Оказывается, да. Было. Сейчас, когда ко мне вернулось отчаяние и я обрела способность выть, я говорю это с полной уверенностью и твердостью. Было и есть. И мне кажется, что прекрасная организация нашего отъезда — без сучка и задоринки — с заездом на Лубянку за чемоданом, бесплатными носильщиками и вежливым блондином-провожатым в штатском, который взял под козырек, желая нам счастливого пути, — так никто не уезжал в ссылку, кроме нас, — страшнее, и омерзительнее, и настойчивее твердит о конце мира, чем нары, тюрьмы, кандалы и хамская брань жандармов, палачей и убийц. Все это произошло в высшей степени красиво и гладко, без единого грубого слова, и мы вдвоем, под конвоем трех деревенских парней — конвоиров с инструкцией — мчались, увлекаемые неведомой и непреодолимой силой, куда-то на восток, на поселение, в ссылку и в изоляцию, где, как мне изволили сказать, кого-то велено сохранить; а сказали мне это в чистом и большом кабинете, где, может быть, сейчас допрашивают китайца, у которого, вероятно, тоже есть жена.
Иррациональное
Столкновение с иррациональной силой, иррациональной неизбежностью, иррациональным ужасом резко изменило нашу психику. Многие из нас поверили в неизбежность, а другие в целесообразность происходящего. Всех охватило сознание, что возврата нет. Это чувство было обусловлено опытом прошлого, предчувствием будущего и гипнозом настоящего. Я утверждаю, что все мы, город в большей степени, чем деревня, находились в состоянии, близком к гипнотическому сну. Нам действительно внушили, что мы вошли в новую эру и нам остается только подчиниться исторической необходимости, которая, кстати, совпадает с мечтами лучших людей и борцов за человеческое счастье. Проповедь исторического детерминизма лишила нас воли и свободного суждения. Тем, кто еще сомневался, мы смеялись в глаза и сами довершали дело газет, повторяя сакраментальные формулы и слухи об очередной расправе — вот чем кончается пассивное сопротивление! — и подбирая оправдания для существующего. Главным доводом служило разоблачение всей истории во времени и пространстве: всюду одно и то же, всегда так и было, ничего другого, кроме насилия и произвола, человечество не знало и не знает. «Всюду расстреливают, — сказал мне Л., молодой физик. — У нас больше? Что ж, это прогресс»… "Поймите, Надя, — убеждала меня Л. Э. [26], — там ведь тоже плохо"… Многие и сейчас не понимают качественной разницы между «плохо» и нашим «седьмым горизонтом».

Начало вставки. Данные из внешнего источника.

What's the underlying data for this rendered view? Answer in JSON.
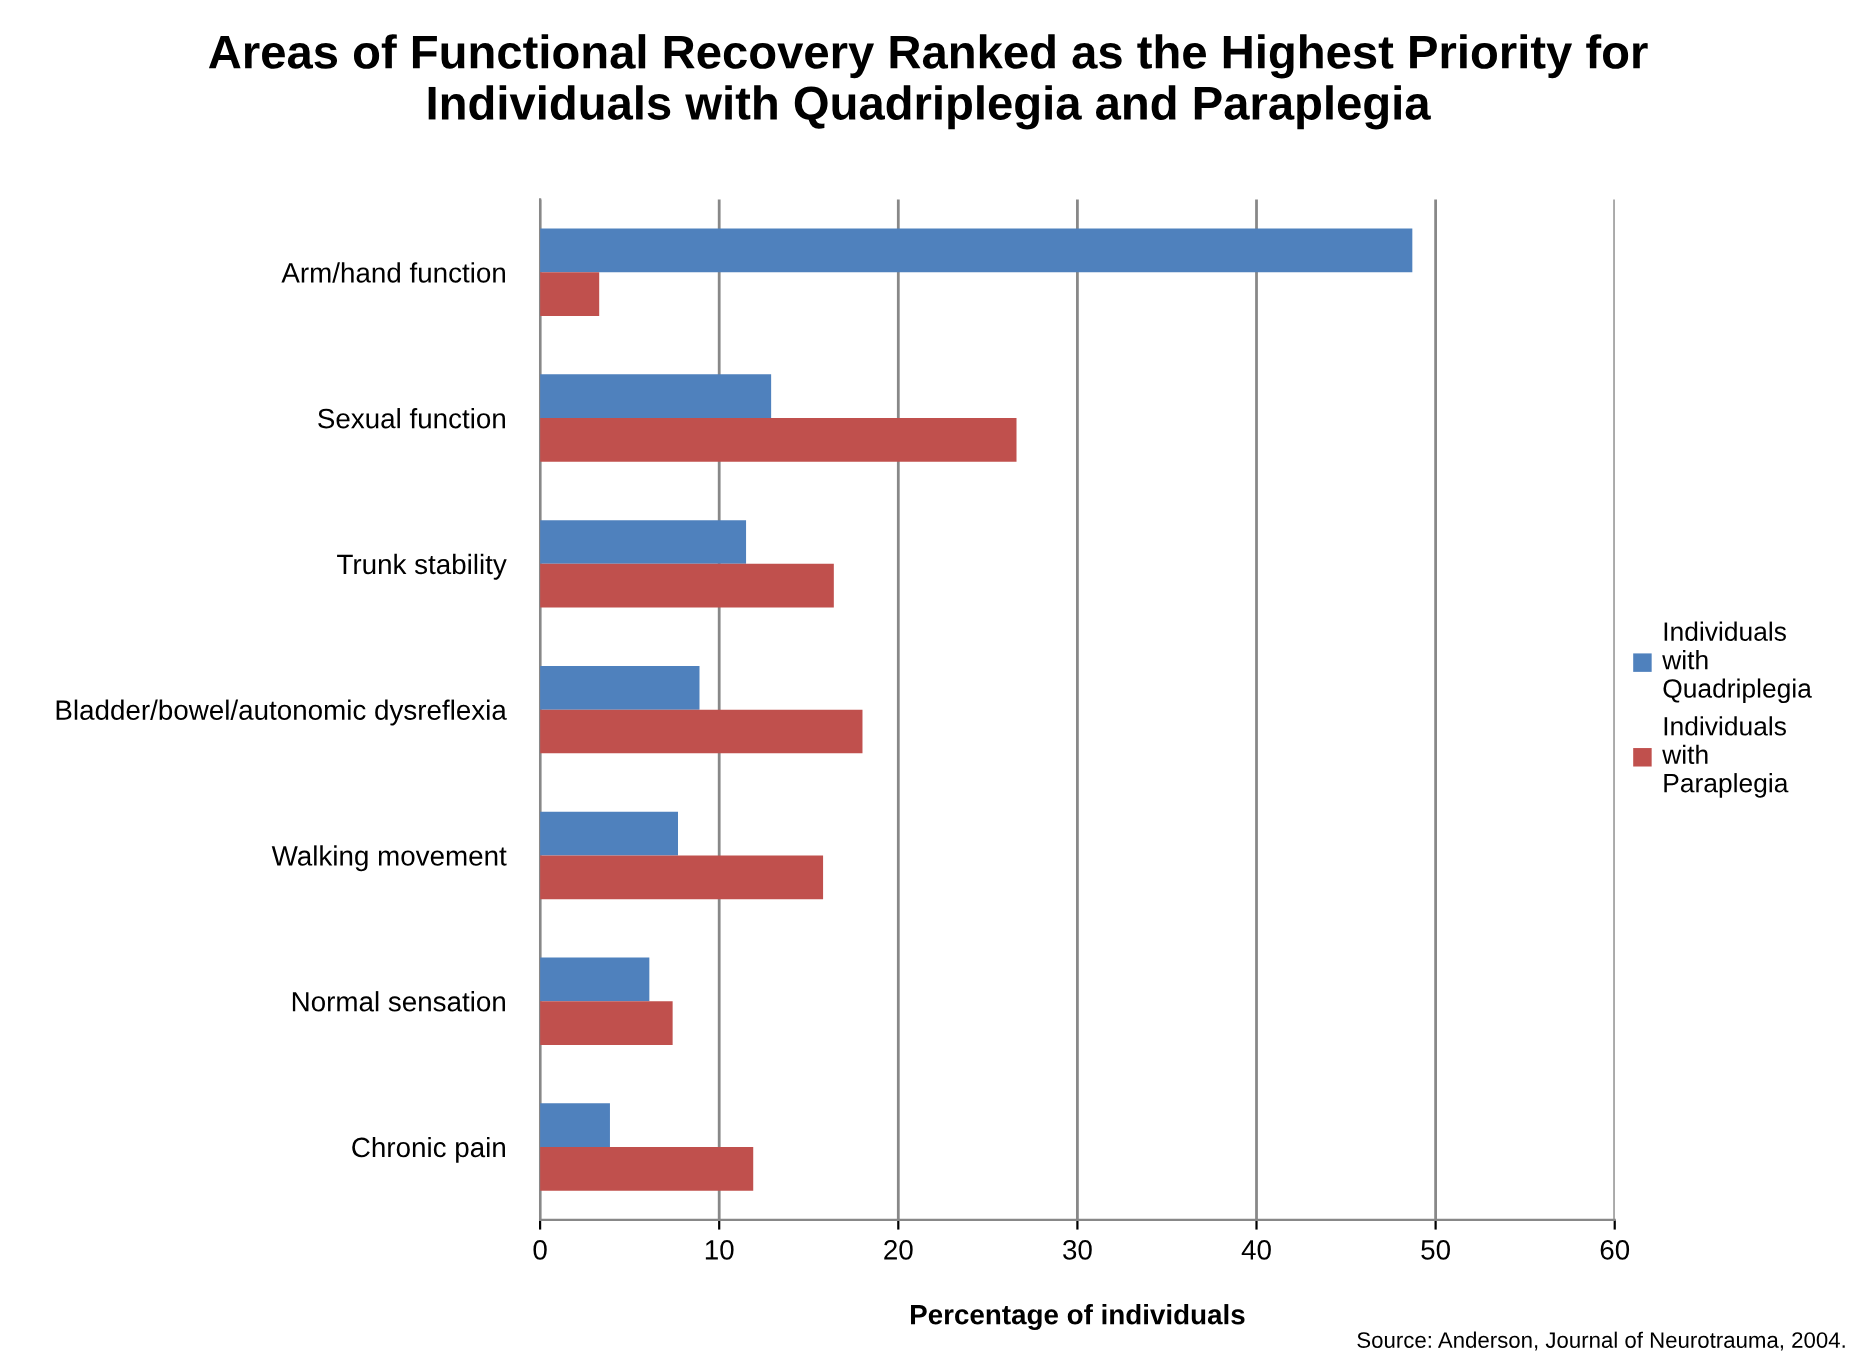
{
  "chart_data": {
    "type": "bar",
    "orientation": "horizontal",
    "title": "Areas of Functional Recovery Ranked as the Highest Priority for\nIndividuals with Quadriplegia and Paraplegia",
    "xlabel": "Percentage of individuals",
    "categories": [
      "Arm/hand function",
      "Sexual function",
      "Trunk stability",
      "Bladder/bowel/autonomic dysreflexia",
      "Walking movement",
      "Normal sensation",
      "Chronic pain"
    ],
    "series": [
      {
        "name": "Individuals with Quadriplegia",
        "color": "#4f81bd",
        "values": [
          48.7,
          12.9,
          11.5,
          8.9,
          7.7,
          6.1,
          3.9
        ]
      },
      {
        "name": "Individuals with Paraplegia",
        "color": "#c0504d",
        "values": [
          3.3,
          26.6,
          16.4,
          18.0,
          15.8,
          7.4,
          11.9
        ]
      }
    ],
    "xlim": [
      0,
      60
    ],
    "xticks": [
      0,
      10,
      20,
      30,
      40,
      50,
      60
    ],
    "grid": "x",
    "legend": "right",
    "annotations": [
      "Source: Anderson, Journal of Neurotrauma, 2004."
    ]
  }
}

В середине двадцатых годов, когда столб воздуха на плечах стал тяжелее — в роковые периоды он бывал тяжелее свинца, — люди вдруг начали избегать общения друг с другом. Страхом стукачей и доносов это еще не объяснялось — к тому времени мы еще не успели по-настоящему испугаться. Просто наступило онемение, появились первые симптомы летаргии. О чем разговаривать, когда все уже сказано, объяснено, припечатано? Только дети продолжали нести свой вполне человеческий вздор, и взрослые — бухгалтеры и писатели — предпочитали их общество разговорам с равными. Но матери, подготовляя к жизни своих детей, сами обучали младенцев священному языку взрослых. «Мои мальчики больше всех любят Сталина, а потом уже меня», — объясняла Зинаида Николаевна, жена Пастернака. Другие так далеко не заходили, но своими сомнениями с детьми не делился никто: зачем обрекать их на гибель? А вдруг ребенок проболтается в школе и погубит всю семью? А зачем ему понимать лишнее? Пусть лучше живет, как все… И дети росли, пополняя число подвергшихся гипнозу. «Русский народ болен, — сказала мне Поля. — Его надо лечить». Болезнь стала особенно заметной сейчас, когда прошел кризис и начинают выявляться первые признаки выздоровления. Раньше больными считались мы — не утратившие сомнений.